- Theatrical release poster
- Directed by: Martin Goldman
- Written by: J. J. Barry; Martin Goldman; Carolyne Shelyne;
- Starring: J. J. Barry; Carolyne Shelyne; Kim Hunter;
- Cinematography: Richard E. Brooks
- Edited by: Dennis Hayes
- Music by: William Fischer
- Production company: Raffia Productions
- Distributed by: Howard Mahler Films
- Release date: September 10, 1976;
- Running time: 87 minutes
- Country: United States
- Language: English

= Dark August =

Dark August is a 1976 American supernatural horror film directed by Martin Goldman and starring J. J. Barry, Carolyne Shelyne, and Kim Hunter. Its plot follows a man in rural Vermont who, after accidentally killing a child in a car accident, has a curse placed on him by the child's grandfather. The screenplay was co-written by actors Barry and Shelyne and director Goldman. Dark August was filmed in Vermont.

==Plot==
Sal Devito, a visual artist from New York City, has spent a year struggling to assimilate into country life after his relocation to rural Stowe, Vermont, with his girlfriend, Jackie. Compounding his troubled adjustment is a car accident Sal was involved in shortly after moving to the town, which resulted in the death of a young girl. Though he was cleared of any wrongdoing, the child's grandfather, Ned McDermott, appears to be stalking Sal. Furthermore, Sal begins suffering inexplicable, painful physical symptoms. In one instance, Sal nearly collapses in the grocery store. He begins to suspect that McDermott has placed a curse on him.

While building his art studio with his friend, Paul, Sal is distracted by a hooded figure who appears in the woods, and inadvertently causes Paul to injure his leg. He attempts to drive Paul to hospital but crashes the car after witnessing the hooded figure again on a covered bridge. By the time the two manage to arrive at the hospital Sal is visibly shaken.

Later, Sal and Jackie have dinner with their friends, Theo and Lesley. Lesley, a clairvoyant, gives Sal a tarot reading, which suggests that he is in danger, but a woman unknown to him will come to his aid. Later, Jackie confides in Lesley that she believes Adrianna Putnam, a local psychic woman whom the townspeople have branded a witch, can help Sal. While home alone one day, Sal again witnesses the hooded figure walking along the forest edge outside his house. He follows the mysterious figure as it crosses a creek and ventures deeper into the woods, but it does not respond to his repeated yells.

Following several further physical attacks, Sal visits Adrianna, accompanied by Jackie and Lesley. Adrianna confirms Sal's suspicions that McDermott has cast a curse against him. She advises Sal to burn his unfinished art studio to the ground as this was the first place he witnessed the hooded figure that seems to be following him, a figure Adrianna believes is demonic. Sal heeds her advice and sets his studio on fire but the local fire department arrives and puts out the blaze. When he tries to stop them, Sal is arrested.

A desperate Jackie goes to visit McDermott, hoping to convince him to undo the curse against Sal. In his home, she finds a variety of tools and items that suggest that he practises witchcraft. McDermott appears and attacks Jackie, and she flees in terror. She visits Adrianna for help and she asks Jackie to bring Sal back to her home with Theo and Lesley so that they can participate in a ritual to protect him. Adrianna has the four drink from a goblet before reciting the Lord's Prayer; she explains that the purpose of the ritual is to transform the negative energy attached to Sal into something positive. Adrianna begins an incantation but is shot dead in the midst of it by McDermott, who has arrived at the house. His attempt to abort the ritual fails, however, as the demonic force he had cursed Sal with turns against him.

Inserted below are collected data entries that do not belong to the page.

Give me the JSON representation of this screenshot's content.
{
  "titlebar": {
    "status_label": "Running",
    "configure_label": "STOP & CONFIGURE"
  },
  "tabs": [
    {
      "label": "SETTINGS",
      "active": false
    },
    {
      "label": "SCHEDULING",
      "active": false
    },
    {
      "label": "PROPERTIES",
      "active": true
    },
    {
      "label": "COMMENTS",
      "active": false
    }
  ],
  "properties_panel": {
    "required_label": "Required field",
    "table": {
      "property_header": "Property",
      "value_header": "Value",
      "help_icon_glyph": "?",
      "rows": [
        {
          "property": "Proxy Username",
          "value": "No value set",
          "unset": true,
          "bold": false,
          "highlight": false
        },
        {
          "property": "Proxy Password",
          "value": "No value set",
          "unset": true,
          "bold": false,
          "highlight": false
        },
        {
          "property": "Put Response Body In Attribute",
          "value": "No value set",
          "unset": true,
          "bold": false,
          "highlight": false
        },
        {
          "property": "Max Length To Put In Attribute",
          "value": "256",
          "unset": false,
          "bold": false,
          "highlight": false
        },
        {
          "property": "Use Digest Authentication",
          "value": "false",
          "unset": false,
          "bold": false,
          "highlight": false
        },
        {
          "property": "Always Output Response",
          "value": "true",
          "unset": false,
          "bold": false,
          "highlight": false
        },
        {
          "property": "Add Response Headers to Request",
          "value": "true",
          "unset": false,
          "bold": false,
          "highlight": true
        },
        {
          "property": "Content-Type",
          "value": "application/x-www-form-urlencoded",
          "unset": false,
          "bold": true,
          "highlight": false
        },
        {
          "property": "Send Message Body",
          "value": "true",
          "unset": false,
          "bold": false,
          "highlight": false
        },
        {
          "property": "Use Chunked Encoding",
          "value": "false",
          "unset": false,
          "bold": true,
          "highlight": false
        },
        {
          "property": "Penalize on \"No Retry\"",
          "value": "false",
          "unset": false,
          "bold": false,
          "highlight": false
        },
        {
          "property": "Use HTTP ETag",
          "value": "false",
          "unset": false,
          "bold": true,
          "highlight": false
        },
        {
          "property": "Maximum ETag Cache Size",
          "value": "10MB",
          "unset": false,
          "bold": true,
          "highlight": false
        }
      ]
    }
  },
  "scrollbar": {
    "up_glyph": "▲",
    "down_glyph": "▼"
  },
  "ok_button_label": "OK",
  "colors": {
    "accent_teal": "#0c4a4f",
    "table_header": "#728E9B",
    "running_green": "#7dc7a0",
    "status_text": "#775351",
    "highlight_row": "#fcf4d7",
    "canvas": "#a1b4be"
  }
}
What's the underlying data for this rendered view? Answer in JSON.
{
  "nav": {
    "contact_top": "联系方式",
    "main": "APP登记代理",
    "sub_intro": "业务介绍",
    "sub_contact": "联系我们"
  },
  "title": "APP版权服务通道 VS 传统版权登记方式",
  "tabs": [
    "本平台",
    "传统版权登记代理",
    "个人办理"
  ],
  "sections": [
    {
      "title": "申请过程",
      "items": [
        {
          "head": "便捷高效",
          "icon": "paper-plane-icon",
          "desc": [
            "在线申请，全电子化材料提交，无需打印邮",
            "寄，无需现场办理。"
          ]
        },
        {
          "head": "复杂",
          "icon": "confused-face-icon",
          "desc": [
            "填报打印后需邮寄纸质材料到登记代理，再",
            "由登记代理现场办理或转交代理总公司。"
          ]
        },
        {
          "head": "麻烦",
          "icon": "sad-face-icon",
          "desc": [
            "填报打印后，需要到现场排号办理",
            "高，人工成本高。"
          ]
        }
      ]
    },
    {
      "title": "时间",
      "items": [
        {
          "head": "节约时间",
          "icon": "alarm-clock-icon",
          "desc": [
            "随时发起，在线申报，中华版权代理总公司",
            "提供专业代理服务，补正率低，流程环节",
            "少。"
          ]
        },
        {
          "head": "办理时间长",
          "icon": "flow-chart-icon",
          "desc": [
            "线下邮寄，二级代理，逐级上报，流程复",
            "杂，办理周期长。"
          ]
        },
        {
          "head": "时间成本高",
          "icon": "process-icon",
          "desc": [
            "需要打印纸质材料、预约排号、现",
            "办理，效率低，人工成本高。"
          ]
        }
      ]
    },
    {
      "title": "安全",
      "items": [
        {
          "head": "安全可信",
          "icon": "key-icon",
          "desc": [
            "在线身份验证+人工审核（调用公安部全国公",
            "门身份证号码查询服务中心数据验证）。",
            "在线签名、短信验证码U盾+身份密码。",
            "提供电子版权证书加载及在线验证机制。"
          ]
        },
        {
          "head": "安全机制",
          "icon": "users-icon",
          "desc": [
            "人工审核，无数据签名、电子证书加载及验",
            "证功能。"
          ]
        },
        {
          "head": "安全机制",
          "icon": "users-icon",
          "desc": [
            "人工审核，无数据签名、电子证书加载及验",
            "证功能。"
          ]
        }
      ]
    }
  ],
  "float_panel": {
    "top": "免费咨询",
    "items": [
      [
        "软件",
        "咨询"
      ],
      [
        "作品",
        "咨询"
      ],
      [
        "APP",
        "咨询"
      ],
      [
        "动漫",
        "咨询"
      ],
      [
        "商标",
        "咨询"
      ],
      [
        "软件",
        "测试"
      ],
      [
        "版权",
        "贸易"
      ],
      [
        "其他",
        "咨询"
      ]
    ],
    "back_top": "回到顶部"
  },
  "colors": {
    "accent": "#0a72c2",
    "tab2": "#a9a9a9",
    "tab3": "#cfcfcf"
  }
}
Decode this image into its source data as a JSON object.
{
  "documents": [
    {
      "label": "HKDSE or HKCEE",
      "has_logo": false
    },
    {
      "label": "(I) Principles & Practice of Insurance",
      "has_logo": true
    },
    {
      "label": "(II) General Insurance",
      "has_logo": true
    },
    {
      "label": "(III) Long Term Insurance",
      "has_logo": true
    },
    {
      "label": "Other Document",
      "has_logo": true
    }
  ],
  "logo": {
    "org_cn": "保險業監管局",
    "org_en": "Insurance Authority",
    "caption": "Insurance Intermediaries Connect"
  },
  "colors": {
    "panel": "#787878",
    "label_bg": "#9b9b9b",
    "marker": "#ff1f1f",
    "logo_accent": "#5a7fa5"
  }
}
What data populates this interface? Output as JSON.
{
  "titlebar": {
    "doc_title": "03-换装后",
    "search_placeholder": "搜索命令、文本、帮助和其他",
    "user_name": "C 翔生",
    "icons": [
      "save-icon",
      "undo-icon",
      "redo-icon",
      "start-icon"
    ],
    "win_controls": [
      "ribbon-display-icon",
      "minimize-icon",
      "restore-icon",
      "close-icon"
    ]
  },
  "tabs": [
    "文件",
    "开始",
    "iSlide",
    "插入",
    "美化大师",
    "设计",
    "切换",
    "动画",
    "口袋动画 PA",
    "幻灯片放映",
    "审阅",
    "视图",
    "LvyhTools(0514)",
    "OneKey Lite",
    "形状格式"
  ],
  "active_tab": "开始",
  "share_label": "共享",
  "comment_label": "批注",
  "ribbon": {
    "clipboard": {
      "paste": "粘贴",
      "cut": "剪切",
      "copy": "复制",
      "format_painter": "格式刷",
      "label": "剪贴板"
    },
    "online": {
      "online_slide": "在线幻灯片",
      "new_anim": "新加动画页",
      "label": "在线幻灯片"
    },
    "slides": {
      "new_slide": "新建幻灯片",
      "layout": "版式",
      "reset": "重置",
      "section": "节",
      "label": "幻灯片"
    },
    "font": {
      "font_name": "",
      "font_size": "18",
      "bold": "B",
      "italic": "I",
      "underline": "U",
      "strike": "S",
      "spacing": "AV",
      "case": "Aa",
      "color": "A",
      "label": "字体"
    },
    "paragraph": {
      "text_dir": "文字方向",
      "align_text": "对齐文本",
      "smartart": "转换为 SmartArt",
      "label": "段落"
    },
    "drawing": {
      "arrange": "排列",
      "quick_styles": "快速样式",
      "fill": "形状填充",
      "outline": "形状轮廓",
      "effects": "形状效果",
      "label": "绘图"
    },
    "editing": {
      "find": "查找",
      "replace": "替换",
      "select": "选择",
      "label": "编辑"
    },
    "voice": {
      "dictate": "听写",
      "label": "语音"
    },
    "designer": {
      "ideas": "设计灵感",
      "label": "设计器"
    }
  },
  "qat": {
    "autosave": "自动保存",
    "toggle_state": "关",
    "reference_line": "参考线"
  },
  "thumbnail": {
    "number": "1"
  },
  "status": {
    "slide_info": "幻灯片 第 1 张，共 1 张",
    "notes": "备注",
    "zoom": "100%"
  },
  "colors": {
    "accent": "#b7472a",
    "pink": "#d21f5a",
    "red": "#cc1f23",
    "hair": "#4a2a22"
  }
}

Some time later, Sal again witnesses the hooded figure in the woods behind his home. He approaches it, armed with a shotgun. Suddenly, Sal's dog senses something awry and begins to attack him. To save himself from being mauled, Sal shoots the dog. He collapses and comforts his dog as it dies.

==Release==
Dark August was released regionally in theaters, opening in Shreveport, Louisiana on September 10, 1976, and on September 17, in San Antonio, Texas. It was distributed by Howard Mahler Films, an independent company that mainly released kung fu films and action movies.

Arrow Video released Dark August on Blu-ray in 2019 as part of their three-film American Horror Project, Volume 2 box set.